Lampard’s frustration was crystal clear and he demanded a response from his players against Norwich City on Tuesday evening. The performance was below par but Olivier Giroud’s header in first half stoppage time sealed three massive points for the Blues who hold on to third place. They will turn their attention to a mouth-watering FA Cup semi-final with Manchester United this Sunday, before taking on Liverpool and Wolves ahead of the return leg against Bayern Munich in the Champions League in August. Undoubtedly, this is a crucial phase for Chelsea. By securing Champions League football in Lampard’s first season in charge, it would speak volumes of their achievements considering the challenges which have fallen before them. Playing on Europe’s biggest stage might also help to attract further signings who would go some way to helping Chelsea try to match their nearest rivals.
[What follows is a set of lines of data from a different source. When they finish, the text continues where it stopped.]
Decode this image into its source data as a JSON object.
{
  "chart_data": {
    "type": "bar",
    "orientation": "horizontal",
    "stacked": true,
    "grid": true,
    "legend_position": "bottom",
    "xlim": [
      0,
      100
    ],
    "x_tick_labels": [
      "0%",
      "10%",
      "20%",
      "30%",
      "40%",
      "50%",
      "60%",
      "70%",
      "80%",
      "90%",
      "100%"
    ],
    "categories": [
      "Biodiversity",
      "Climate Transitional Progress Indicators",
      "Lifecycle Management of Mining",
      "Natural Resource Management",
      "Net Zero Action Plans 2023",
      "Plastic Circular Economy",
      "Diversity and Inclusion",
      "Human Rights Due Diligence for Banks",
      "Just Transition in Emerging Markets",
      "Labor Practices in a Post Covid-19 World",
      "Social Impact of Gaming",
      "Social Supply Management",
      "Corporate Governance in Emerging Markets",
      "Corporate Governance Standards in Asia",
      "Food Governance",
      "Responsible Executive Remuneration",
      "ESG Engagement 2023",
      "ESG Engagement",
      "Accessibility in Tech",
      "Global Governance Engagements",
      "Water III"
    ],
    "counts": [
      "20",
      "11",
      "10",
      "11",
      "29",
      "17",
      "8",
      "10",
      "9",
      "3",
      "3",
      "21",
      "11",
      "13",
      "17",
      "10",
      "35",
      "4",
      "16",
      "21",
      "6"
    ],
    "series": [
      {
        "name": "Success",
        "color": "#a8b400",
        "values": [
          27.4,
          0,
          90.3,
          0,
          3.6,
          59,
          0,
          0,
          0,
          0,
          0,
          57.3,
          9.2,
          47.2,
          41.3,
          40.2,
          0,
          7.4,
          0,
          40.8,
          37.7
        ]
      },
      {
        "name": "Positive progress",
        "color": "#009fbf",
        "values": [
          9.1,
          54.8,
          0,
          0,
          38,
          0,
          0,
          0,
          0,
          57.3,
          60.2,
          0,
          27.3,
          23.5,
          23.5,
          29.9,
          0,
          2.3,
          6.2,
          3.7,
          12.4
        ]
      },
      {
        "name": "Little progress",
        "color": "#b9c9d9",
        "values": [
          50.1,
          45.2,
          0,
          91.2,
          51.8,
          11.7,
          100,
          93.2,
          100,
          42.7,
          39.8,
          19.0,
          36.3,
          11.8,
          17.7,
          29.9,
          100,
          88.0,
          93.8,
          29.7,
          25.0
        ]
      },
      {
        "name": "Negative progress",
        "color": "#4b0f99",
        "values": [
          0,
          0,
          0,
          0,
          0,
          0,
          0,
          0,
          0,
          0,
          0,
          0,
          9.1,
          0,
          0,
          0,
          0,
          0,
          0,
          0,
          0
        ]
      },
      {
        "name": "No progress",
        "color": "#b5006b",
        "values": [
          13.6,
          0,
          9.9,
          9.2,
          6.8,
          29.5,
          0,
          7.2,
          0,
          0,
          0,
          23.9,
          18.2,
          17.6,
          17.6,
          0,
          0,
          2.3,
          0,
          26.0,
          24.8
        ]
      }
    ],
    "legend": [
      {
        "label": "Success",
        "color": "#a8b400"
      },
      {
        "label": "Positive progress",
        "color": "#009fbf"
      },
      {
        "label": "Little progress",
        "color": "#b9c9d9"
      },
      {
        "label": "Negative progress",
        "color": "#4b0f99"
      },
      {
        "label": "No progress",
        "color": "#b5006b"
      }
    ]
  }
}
Chelsea have laid down a significant marker yet understandably there are some creases which need to be ironed out. They have made huge statements of intent with the attacking additions of Hakim Ziyech and Timo Werner, but it’s clear they must address their defensive and goalkeeping uncertainties if they are to compete with the very best. The transition from unknown quantity to dark horse has taken shape far quicker than some may have thought. The squad which Lampard inherited has carried the baton valiantly thus far, but the shackles of a transfer ban have been removed. They mean business in the market and with competition heating up, places that were once guaranteed will find themselves under threat. We have seen the start of something promising at Chelsea but now it’s time to take it up a gear. Who will make the cut and be part of the next chapter of the Lampard era?